Back to that movie – The Peanut Butter Falcon. If you haven’t seen it, you’ve got to put it in your que. I cried the first time I saw it; I laughed often the 2nd time.  The movie casts an adult with Down Syndrome as one of the leading characters (Zack.) Although they didn’t show it in the credits, Preston had to be the consult for the scene where Zack is running down the beach in his underwear. And while Preston doesn’t verbalize it, Zack captures Preston’s ability to pierce the heart with naked honesty.

In fact, Shia LaBeouf credits Zack’s honesty with saving his life.

After being arrested for public intoxication, Zack told Shia that he had to stop drinking…that he was ruining not just his own life, but Zack’s opportunity for success. To quote Shia, “Zack can’t not shoot straight, and bless him for it, ‘cause in that moment, I needed a straight shooter who I couldn’t argue with.” At the time of the arrest, Shia promised Zack that he wouldn’t drink for the rest of the shoot. Two years later, he is still sober. Now that’s the power of tough love stemming from naked honesty!

Ashwin is Joy

So much joy. If you have children, you know the overwhelming feeling of joy they can bring; especially when they exhibit how excited they are to see you during a period of absence.
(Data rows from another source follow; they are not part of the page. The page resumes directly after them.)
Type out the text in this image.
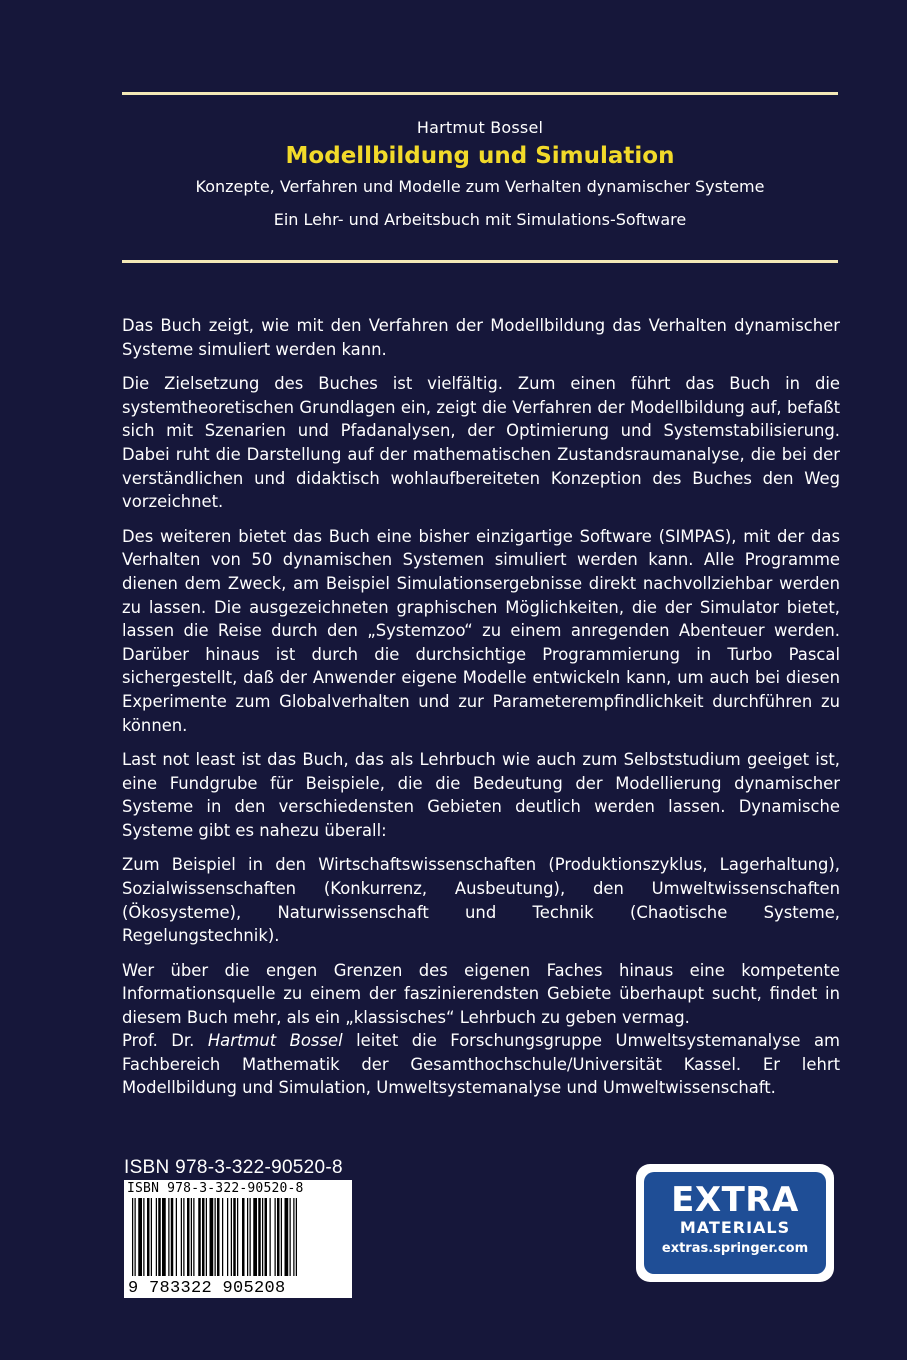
Hartmut Bossel
Modellbildung und Simulation
Konzepte, Verfahren und Modelle zum Verhalten dynamischer Systeme
Ein Lehr- und Arbeitsbuch mit Simulations-Software

Das Buch zeigt, wie mit den Verfahren der Modellbildung das Verhalten dynamischer Systeme simuliert werden kann.

Die Zielsetzung des Buches ist vielfältig. Zum einen führt das Buch in die systemtheoretischen Grundlagen ein, zeigt die Verfahren der Modellbildung auf, befaßt sich mit Szenarien und Pfadanalysen, der Optimierung und Systemstabilisierung. Dabei ruht die Darstellung auf der mathematischen Zustandsraumanalyse, die bei der verständlichen und didaktisch wohlaufbereiteten Konzeption des Buches den Weg vorzeichnet.

Des weiteren bietet das Buch eine bisher einzigartige Software (SIMPAS), mit der das Verhalten von 50 dynamischen Systemen simuliert werden kann. Alle Programme dienen dem Zweck, am Beispiel Simulationsergebnisse direkt nachvollziehbar werden zu lassen. Die ausgezeichneten graphischen Möglichkeiten, die der Simulator bietet, lassen die Reise durch den „Systemzoo“ zu einem anregenden Abenteuer werden. Darüber hinaus ist durch die durchsichtige Programmierung in Turbo Pascal sichergestellt, daß der Anwender eigene Modelle entwickeln kann, um auch bei diesen Experimente zum Globalverhalten und zur Parameterempfindlichkeit durchführen zu können.

Last not least ist das Buch, das als Lehrbuch wie auch zum Selbststudium geeiget ist, eine Fundgrube für Beispiele, die die Bedeutung der Modellierung dynamischer Systeme in den verschiedensten Gebieten deutlich werden lassen. Dynamische Systeme gibt es nahezu überall:

Zum Beispiel in den Wirtschaftswissenschaften (Produktionszyklus, Lagerhaltung), Sozialwissenschaften (Konkurrenz, Ausbeutung), den Umweltwissenschaften (Ökosysteme), Naturwissenschaft und Technik (Chaotische Systeme, Regelungstechnik).

Wer über die engen Grenzen des eigenen Faches hinaus eine kompetente Informationsquelle zu einem der faszinierendsten Gebiete überhaupt sucht, findet in diesem Buch mehr, als ein „klassisches“ Lehrbuch zu geben vermag.

Prof. Dr. Hartmut Bossel leitet die Forschungsgruppe Umweltsystemanalyse am Fachbereich Mathematik der Gesamthochschule/Universität Kassel. Er lehrt Modellbildung und Simulation, Umweltsystemanalyse und Umweltwissenschaft.

ISBN 978-3-322-90520-8
ISBN 978-3-322-90520-8
9 783322 905208
EXTRA
MATERIALS
extras.springer.com
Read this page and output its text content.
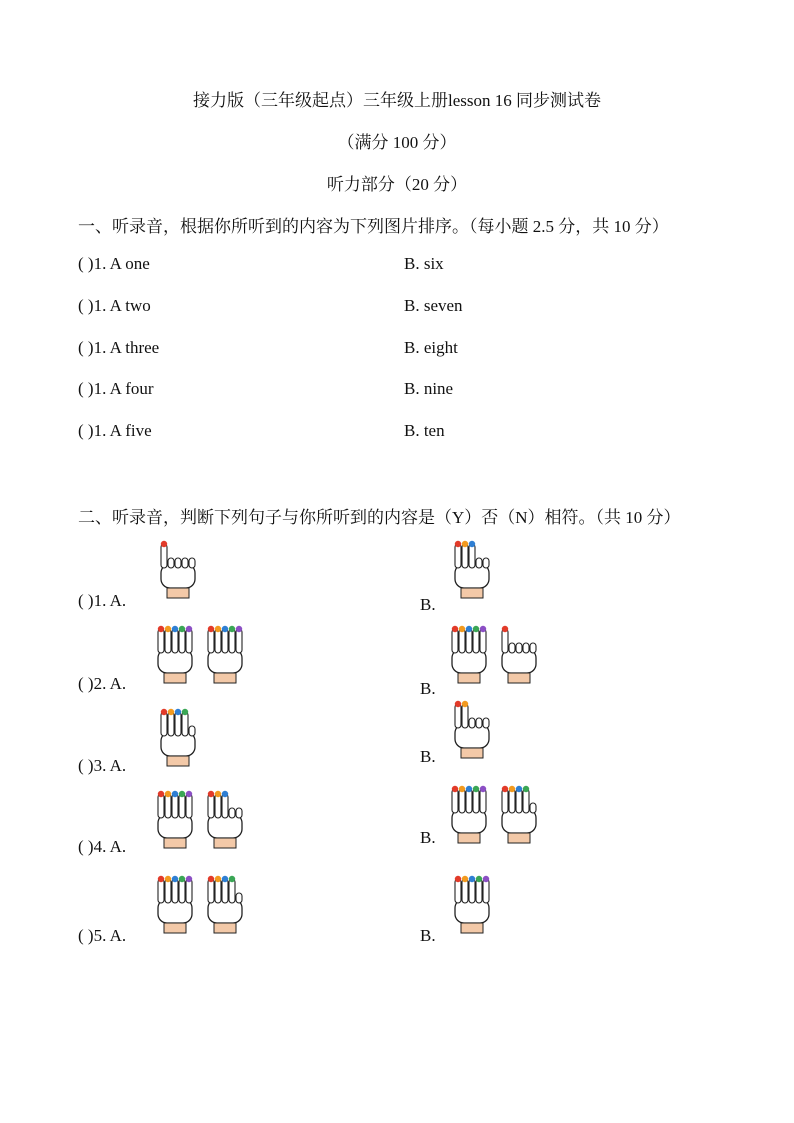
接力版（三年级起点）三年级上册lesson 16 同步测试卷
（满分 100 分）
听力部分（20 分）
一、听录音，根据你所听到的内容为下列图片排序。（每小题 2.5 分，共 10 分）
( )1. A one	B. six
( )1. A two	B. seven
( )1. A three	B. eight
( )1. A four	B. nine
( )1. A five	B. ten
二、听录音，判断下列句子与你所听到的内容是（Y）否（N）相符。（共 10 分）
( )1. A.	B.
( )2. A.	B.
( )3. A.	B.
( )4. A.	B.
( )5. A.	B.
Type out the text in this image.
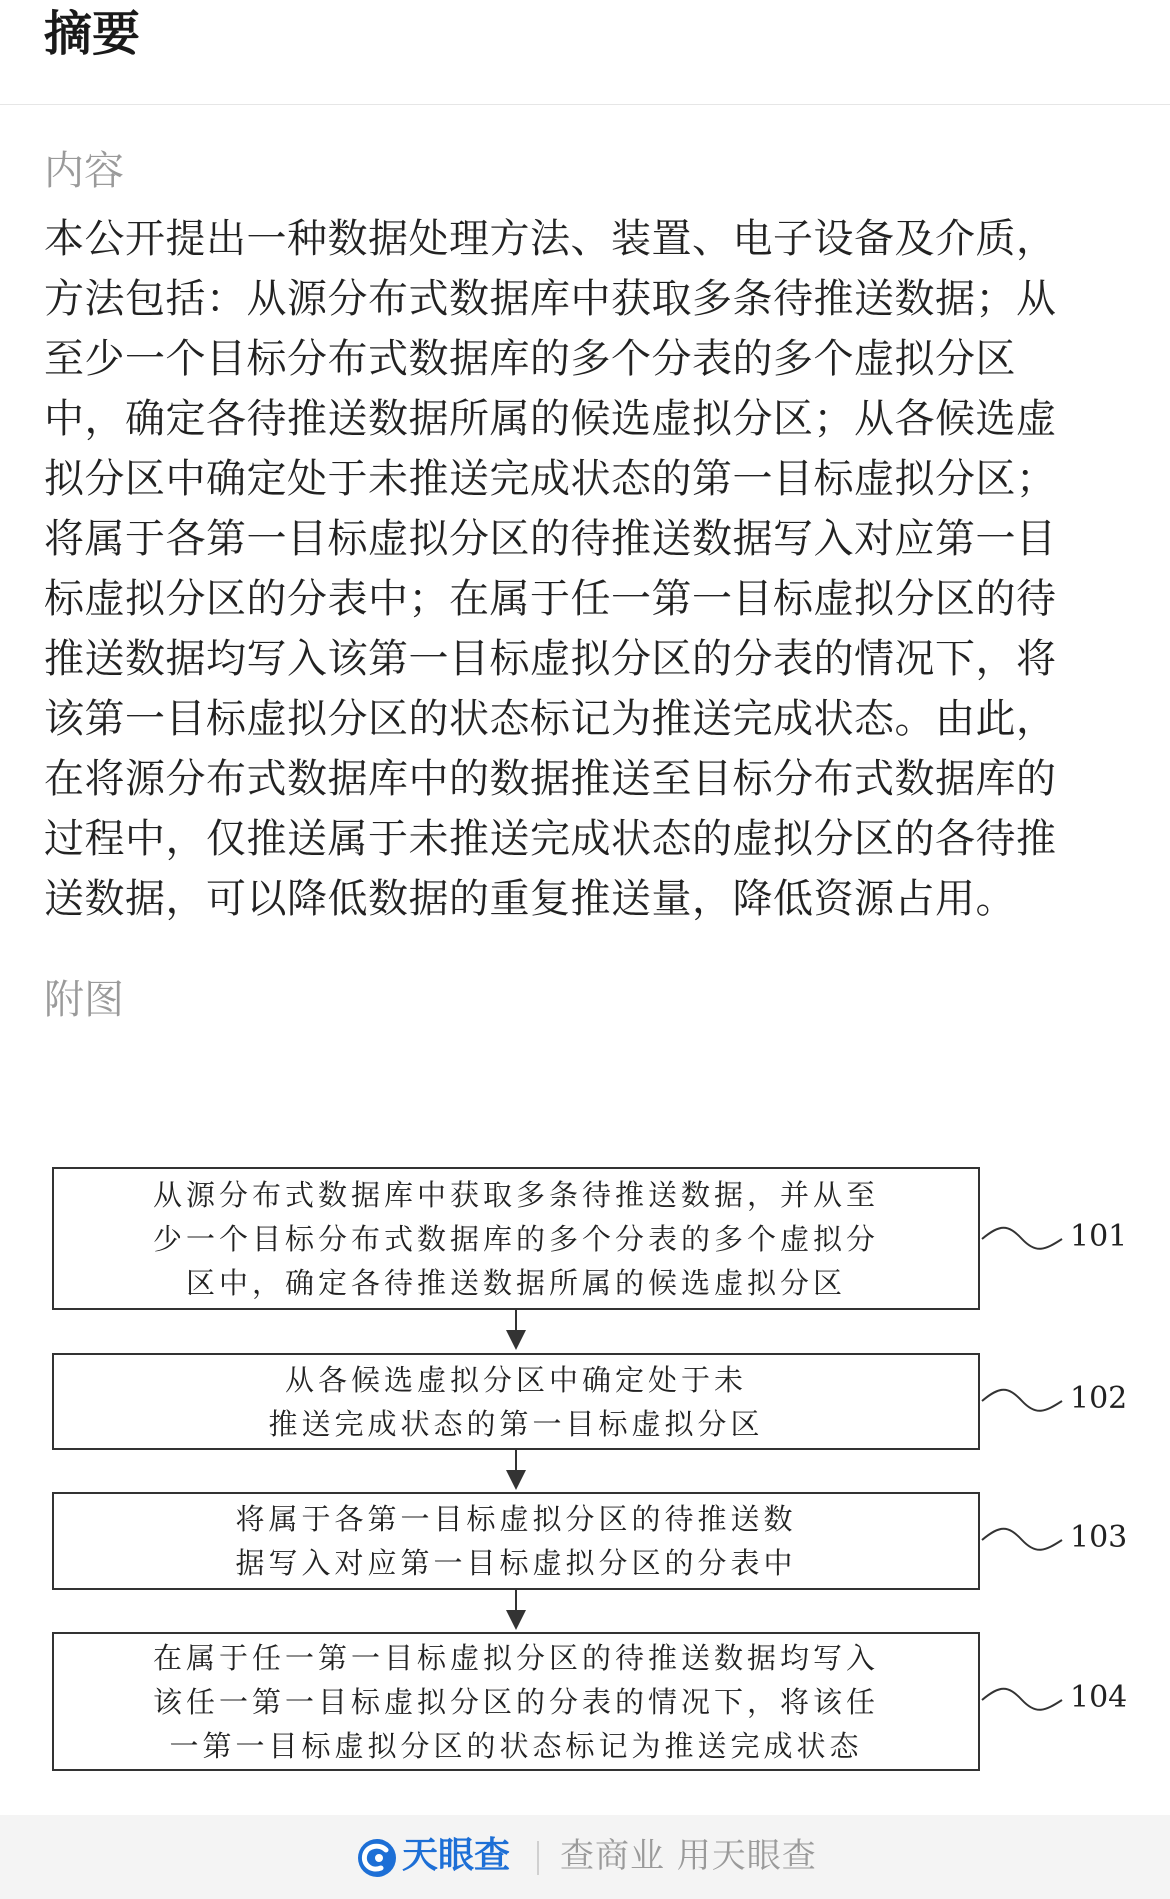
摘要
内容
本公开提出一种数据处理方法、装置、电子设备及介质，
方法包括：从源分布式数据库中获取多条待推送数据；从
至少一个目标分布式数据库的多个分表的多个虚拟分区
中，确定各待推送数据所属的候选虚拟分区；从各候选虚
拟分区中确定处于未推送完成状态的第一目标虚拟分区；
将属于各第一目标虚拟分区的待推送数据写入对应第一目
标虚拟分区的分表中；在属于任一第一目标虚拟分区的待
推送数据均写入该第一目标虚拟分区的分表的情况下，将
该第一目标虚拟分区的状态标记为推送完成状态。由此，
在将源分布式数据库中的数据推送至目标分布式数据库的
过程中，仅推送属于未推送完成状态的虚拟分区的各待推
送数据，可以降低数据的重复推送量，降低资源占用。
附图
从源分布式数据库中获取多条待推送数据，并从至
少一个目标分布式数据库的多个分表的多个虚拟分
区中，确定各待推送数据所属的候选虚拟分区
101
从各候选虚拟分区中确定处于未
推送完成状态的第一目标虚拟分区
102
将属于各第一目标虚拟分区的待推送数
据写入对应第一目标虚拟分区的分表中
103
在属于任一第一目标虚拟分区的待推送数据均写入
该任一第一目标虚拟分区的分表的情况下，将该任
一第一目标虚拟分区的状态标记为推送完成状态
104
天眼查 查商业 用天眼查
Kids grow up and their excitement wanes. That’s why people near or in retirement get dogs. To feel Joy again! To feel needed again. I get it. Boy does Ashwin bring on the joy. Her joy presents when she catches a glimpse of you walking towards her pen…with literal leaps of “I’m-so-excited-to-see-you” as you approach. Her joy is showcased when she sprints towards Preston, slides into his video collection, and jumps up to kiss him on the face. And her joy is evident in Kurt’s conversations as he unknowingly calls her the same name he calls Preston…….. “Well hey there, Sugar!